Diligent record keeping also pays off, allowing easy access to accurate information, which can assist in regulatory inspections as well as day-to-day operations. A sure way for a facility to receive a violation notice or an OSHA site audit is to have its records in disarray.
Consultant Controls. While consultants are important partners in designing, operating, monitoring and closing solid waste facilities, working with them has risks. For example, consultants typically interact freely with the federal, state or local regulatory bodies to ensure they progress on the tasks assigned by the facility's manager.
If a consultant negotiates a settlement with the regulatory agency on permit parameters or engineering design modifications without landfill management present, the facility still is responsible. Management needs firm control of its consultants' activities.
Facility management should define a consultant's role carefully and monitor it to keep track of regulatory agency contacts and to ensure that they stay on task and within their budgets. A business contract should define the scope of the consultants' work, identify milestones and outline a facility's expectations. It's best to implement this risk control before hiring a consultant.
Emergency Planning. Despite the best precautions, accidents happen. Therefore, implementing a master contingency plan including spill prevention, control and countermeasure (SPCC) plans, stormwater pollution prevention (SPP) plans and other emergency response programs plays an integral role in effectively managing risk.
An emergency response plan reassures an insurance company that cleanup will be quick. A coordinated response inevitably controls the time and expense needed to address the incident.
Screening Procedures. Waste types such as explosive, hazardous or toxic materials occasionally pass undetected at a facility until they show up in the surface water, groundwater or, in the case of explosives or chemicals, explode in a compactor.

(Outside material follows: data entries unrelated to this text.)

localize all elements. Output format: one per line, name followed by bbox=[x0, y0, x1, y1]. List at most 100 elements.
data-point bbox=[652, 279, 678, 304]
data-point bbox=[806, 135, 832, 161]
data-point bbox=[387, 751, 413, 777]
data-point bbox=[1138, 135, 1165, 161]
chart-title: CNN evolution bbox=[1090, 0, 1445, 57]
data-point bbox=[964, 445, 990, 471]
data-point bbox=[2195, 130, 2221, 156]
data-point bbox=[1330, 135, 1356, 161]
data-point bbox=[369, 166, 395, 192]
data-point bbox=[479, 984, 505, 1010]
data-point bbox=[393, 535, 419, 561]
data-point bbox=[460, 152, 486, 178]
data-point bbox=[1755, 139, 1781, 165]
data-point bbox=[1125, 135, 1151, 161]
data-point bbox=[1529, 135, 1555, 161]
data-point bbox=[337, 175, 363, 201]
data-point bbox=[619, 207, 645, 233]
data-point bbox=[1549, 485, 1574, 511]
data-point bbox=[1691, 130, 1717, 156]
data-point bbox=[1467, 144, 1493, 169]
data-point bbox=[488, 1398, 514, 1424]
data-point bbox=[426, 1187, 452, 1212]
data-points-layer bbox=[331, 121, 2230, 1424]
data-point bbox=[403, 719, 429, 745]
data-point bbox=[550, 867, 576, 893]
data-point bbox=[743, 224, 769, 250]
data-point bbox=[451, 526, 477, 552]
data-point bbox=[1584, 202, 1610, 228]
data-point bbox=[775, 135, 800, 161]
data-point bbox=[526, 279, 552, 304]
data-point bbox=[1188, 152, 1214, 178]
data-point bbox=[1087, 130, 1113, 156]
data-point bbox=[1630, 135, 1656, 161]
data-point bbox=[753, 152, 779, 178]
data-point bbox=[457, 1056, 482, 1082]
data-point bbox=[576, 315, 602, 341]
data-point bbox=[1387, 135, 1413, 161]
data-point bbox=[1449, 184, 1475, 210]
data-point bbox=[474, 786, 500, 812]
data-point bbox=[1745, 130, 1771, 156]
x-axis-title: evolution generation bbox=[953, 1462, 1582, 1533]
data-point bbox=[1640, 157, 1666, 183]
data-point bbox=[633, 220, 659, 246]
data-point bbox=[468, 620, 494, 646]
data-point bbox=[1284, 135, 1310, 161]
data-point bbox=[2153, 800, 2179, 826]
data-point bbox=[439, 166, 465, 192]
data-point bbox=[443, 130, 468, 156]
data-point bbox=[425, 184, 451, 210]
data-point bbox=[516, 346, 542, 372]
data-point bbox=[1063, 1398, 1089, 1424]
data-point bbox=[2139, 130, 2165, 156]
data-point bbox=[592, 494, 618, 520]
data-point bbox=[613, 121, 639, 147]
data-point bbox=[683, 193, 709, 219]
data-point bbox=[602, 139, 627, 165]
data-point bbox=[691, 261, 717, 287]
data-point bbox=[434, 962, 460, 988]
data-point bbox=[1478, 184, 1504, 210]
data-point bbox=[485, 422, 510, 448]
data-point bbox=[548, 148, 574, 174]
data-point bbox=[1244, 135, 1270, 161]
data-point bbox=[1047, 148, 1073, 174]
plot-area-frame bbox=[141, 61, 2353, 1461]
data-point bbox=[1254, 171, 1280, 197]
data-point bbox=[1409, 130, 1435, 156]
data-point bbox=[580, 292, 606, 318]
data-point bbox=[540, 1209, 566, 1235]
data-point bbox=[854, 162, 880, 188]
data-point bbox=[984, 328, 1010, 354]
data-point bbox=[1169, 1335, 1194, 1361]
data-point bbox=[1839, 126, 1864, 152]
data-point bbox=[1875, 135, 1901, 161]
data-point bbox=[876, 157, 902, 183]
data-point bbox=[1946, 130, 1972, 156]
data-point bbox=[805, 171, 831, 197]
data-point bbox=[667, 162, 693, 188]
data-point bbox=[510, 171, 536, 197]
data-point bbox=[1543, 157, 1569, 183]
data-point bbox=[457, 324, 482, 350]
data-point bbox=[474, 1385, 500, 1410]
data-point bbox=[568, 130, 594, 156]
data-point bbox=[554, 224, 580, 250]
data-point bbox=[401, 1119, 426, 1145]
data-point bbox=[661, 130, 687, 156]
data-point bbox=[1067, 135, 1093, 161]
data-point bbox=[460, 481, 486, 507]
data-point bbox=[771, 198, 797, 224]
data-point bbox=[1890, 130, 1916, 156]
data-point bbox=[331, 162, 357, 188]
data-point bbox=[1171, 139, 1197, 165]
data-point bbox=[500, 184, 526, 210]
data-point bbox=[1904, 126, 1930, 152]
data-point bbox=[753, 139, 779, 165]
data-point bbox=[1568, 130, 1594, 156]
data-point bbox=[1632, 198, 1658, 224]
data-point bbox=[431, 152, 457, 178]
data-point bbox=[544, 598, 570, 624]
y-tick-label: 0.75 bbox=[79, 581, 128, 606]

Train employees to recognize waste types, Department of Transportation (DOT) placards and certain waste containers to stop accidental acceptance of unauthorized wastes. Likewise, operators should be trained in hazardous waste identification and waste segregation techniques to minimize the effects on employees, refuse drivers and the environment before state or local help can arrive.
Personnel need to know how to recognize unacceptable loads, and equipment operators should document a load inspection at least once a week or according to state solid waste regulations. A screening and load inspection program also will warn illegal dumpers that a landfill is actively looking for unauthorized wastes.
Actively controlling risks makes a facility a better candidate for the insurer. When seeking additional insurance coverages or competitive premiums, time committed to integrating effective risk control tactics into a facility's daily operations will be time well spent.